L’épouse de Cotterell et celle de Darryl bavardaient tranquillement sur un banc de bois, surveillant en même temps trois enfants qui se poursuivaient dans les allées pavées entre les parterres.
— Vous avez terminé vos affaires ? demanda la femme de Cotterell avec un sourire malicieux. Autant que faire se peut, rétorqua Newington. Les serviteurs peuvent servir, annonça Darryl.

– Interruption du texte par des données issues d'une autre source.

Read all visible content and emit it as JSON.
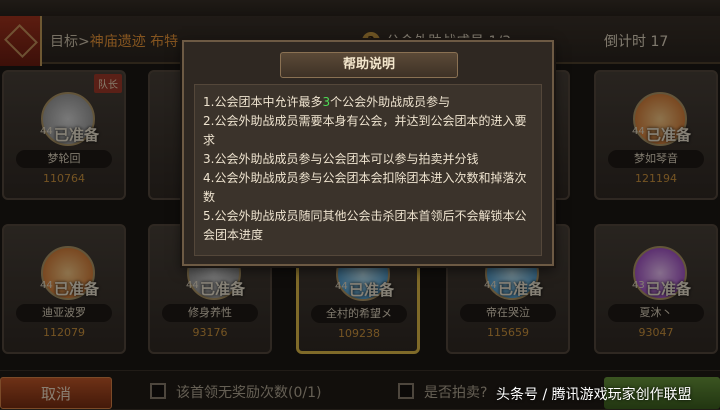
{
  "header": {
    "target_label": "目标>",
    "target_value": "神庙遗迹 布特",
    "helpers": "公会外助战成员 1/3",
    "countdown": "倒计时 17"
  },
  "captain_tag": "队长",
  "members": [
    {
      "level": "44",
      "status": "已准备",
      "name": "梦轮回",
      "power": "110764",
      "avatar": "white-swirl-avatar"
    },
    {
      "level": "",
      "status": "",
      "name": "",
      "power": "",
      "avatar": "orange-avatar"
    },
    {
      "level": "",
      "status": "",
      "name": "",
      "power": "",
      "avatar": "orange-avatar"
    },
    {
      "level": "",
      "status": "",
      "name": "",
      "power": "",
      "avatar": "orange-avatar"
    },
    {
      "level": "44",
      "status": "已准备",
      "name": "梦如琴音",
      "power": "121194",
      "avatar": "shield-avatar"
    },
    {
      "level": "44",
      "status": "已准备",
      "name": "迪亚波罗",
      "power": "112079",
      "avatar": "key-avatar"
    },
    {
      "level": "44",
      "status": "已准备",
      "name": "修身养性",
      "power": "93176",
      "avatar": "white-avatar"
    },
    {
      "level": "44",
      "status": "已准备",
      "name": "全村的希望メ",
      "power": "109238",
      "avatar": "blue-avatar"
    },
    {
      "level": "44",
      "status": "已准备",
      "name": "帝在哭泣",
      "power": "115659",
      "avatar": "blue-red-avatar"
    },
    {
      "level": "43",
      "status": "已准备",
      "name": "夏沐丶",
      "power": "93047",
      "avatar": "skull-avatar"
    }
  ],
  "footer": {
    "cancel_label": "取消",
    "no_reward_label": "该首领无奖励次数(0/1)",
    "auction_label": "是否拍卖?"
  },
  "dialog": {
    "title": "帮助说明",
    "line1_pre": "1.公会团本中允许最多",
    "line1_num": "3",
    "line1_post": "个公会外助战成员参与",
    "line2": "2.公会外助战成员需要本身有公会，并达到公会团本的进入要求",
    "line3": "3.公会外助战成员参与公会团本可以参与拍卖并分钱",
    "line4": "4.公会外助战成员参与公会团本会扣除团本进入次数和掉落次数",
    "line5": "5.公会外助战成员随同其他公会击杀团本首领后不会解锁本公会团本进度"
  },
  "watermark": "头条号 / 腾讯游戏玩家创作联盟",
  "colors": {
    "highlight": "#4ddb55",
    "accent_orange": "#f09a3a",
    "power": "#d69a40",
    "selected_border": "#e8c24b"
  }
}
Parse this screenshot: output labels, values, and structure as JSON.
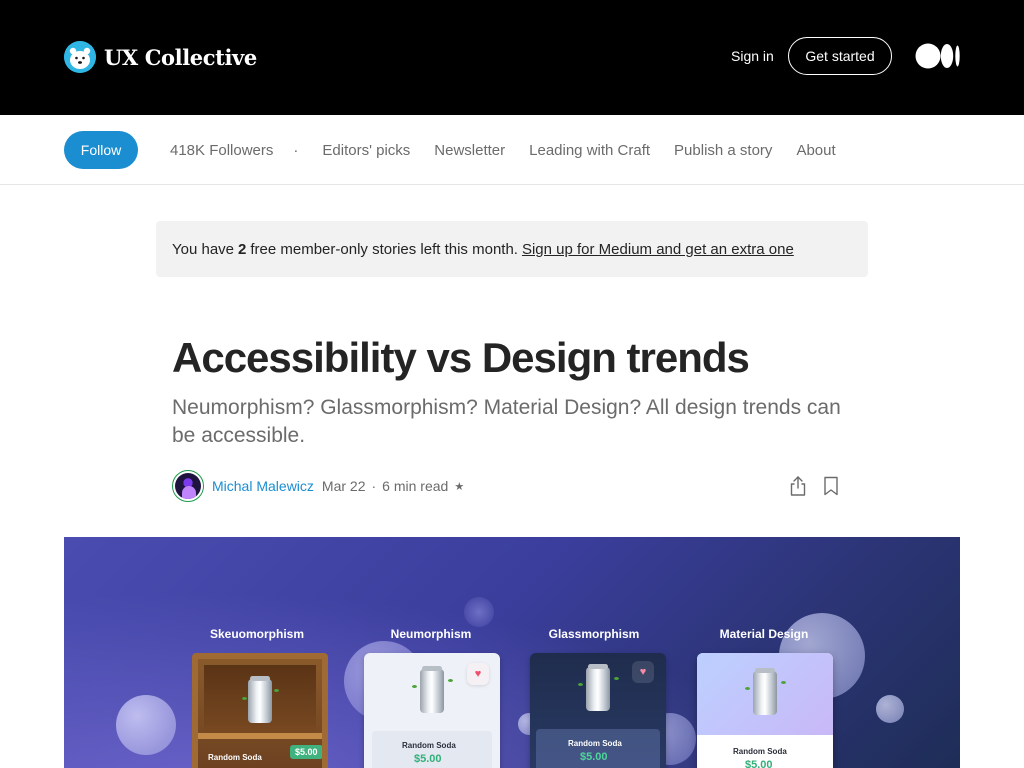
{
  "header": {
    "brand_name": "UX Collective",
    "sign_in": "Sign in",
    "get_started": "Get started",
    "brand_icon": "polar-bear-logo-icon",
    "medium_icon": "medium-logo-icon"
  },
  "publication_nav": {
    "follow": "Follow",
    "followers": "418K Followers",
    "dot": "·",
    "items": [
      "Editors' picks",
      "Newsletter",
      "Leading with Craft",
      "Publish a story",
      "About"
    ]
  },
  "member_banner": {
    "prefix": "You have",
    "count": "2",
    "suffix": "free member-only stories left this month.",
    "link": "Sign up for Medium and get an extra one"
  },
  "article": {
    "title": "Accessibility vs Design trends",
    "subtitle": "Neumorphism? Glassmorphism? Material Design? All design trends can be accessible.",
    "author": "Michal Malewicz",
    "date": "Mar 22",
    "separator": "·",
    "read_time": "6 min read",
    "member_star": "★",
    "share_icon": "share-icon",
    "bookmark_icon": "bookmark-icon"
  },
  "hero": {
    "cards": [
      {
        "label": "Skeuomorphism",
        "name": "Random Soda",
        "price": "$5.00"
      },
      {
        "label": "Neumorphism",
        "name": "Random Soda",
        "price": "$5.00"
      },
      {
        "label": "Glassmorphism",
        "name": "Random Soda",
        "price": "$5.00"
      },
      {
        "label": "Material Design",
        "name": "Random Soda",
        "price": "$5.00"
      }
    ],
    "heart_glyph": "♥"
  },
  "colors": {
    "accent": "#1a8ed1",
    "header_bg": "#000000",
    "text": "#242424",
    "muted": "#6b6b6b"
  }
}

Marisa, dites aux servantes de coucher les enfants.
Kathryn, qui voulait se soustraire à l’hostilité de ses confrères, tendit sa coupe de vin à Colum et demanda :
— À qui sont-ils ?
Les deux garçons sont mes fils, répondit Darryl, et Chaddedon est le père de Marie, la petite fille.
— Je vais m’entretenir un moment avec eux, reprit Kathryn. Je les ferai rentrer.
Elle traversa vivement l’étendue d’herbe, remuant son cou et ses épaules pour les soulager, après la tension de la séance, un peu plus tôt.
La voyant approcher, les enfants avaient cessé de jouer pour la dévisager. Kathryn s’accroupit au bout d’une allée. La petite fille, presque encore un bébé, était adorable avec ses boucles blondes et son joli petit visage. Quant aux garçons, bruns tous les deux, ils fixaient la nouvelle venue avec un air buté, serrant dans leurs menottes de petites épées de bois.
— Il est l’heure de rentrer, dit doucement Kathryn.
— Qui es-tu ? demanda l’un des garçonnets.
— Je m’appelle Kathryn. Kathryn Swinbrooke.
— Et tu es docteur ?
— Oui, c’est ce que je suis.
Kathryn tendit la main à la petite fille qui la saisit et lui sourit, toute timide.
— Et toi, tu es Marie ? L’enfant hocha la tête.
Le garçonnet reprit la parole.
— Grand-père nous a parlé de toi. Il dit que tu es un bon docteur, mais que tu poses des questions sottes.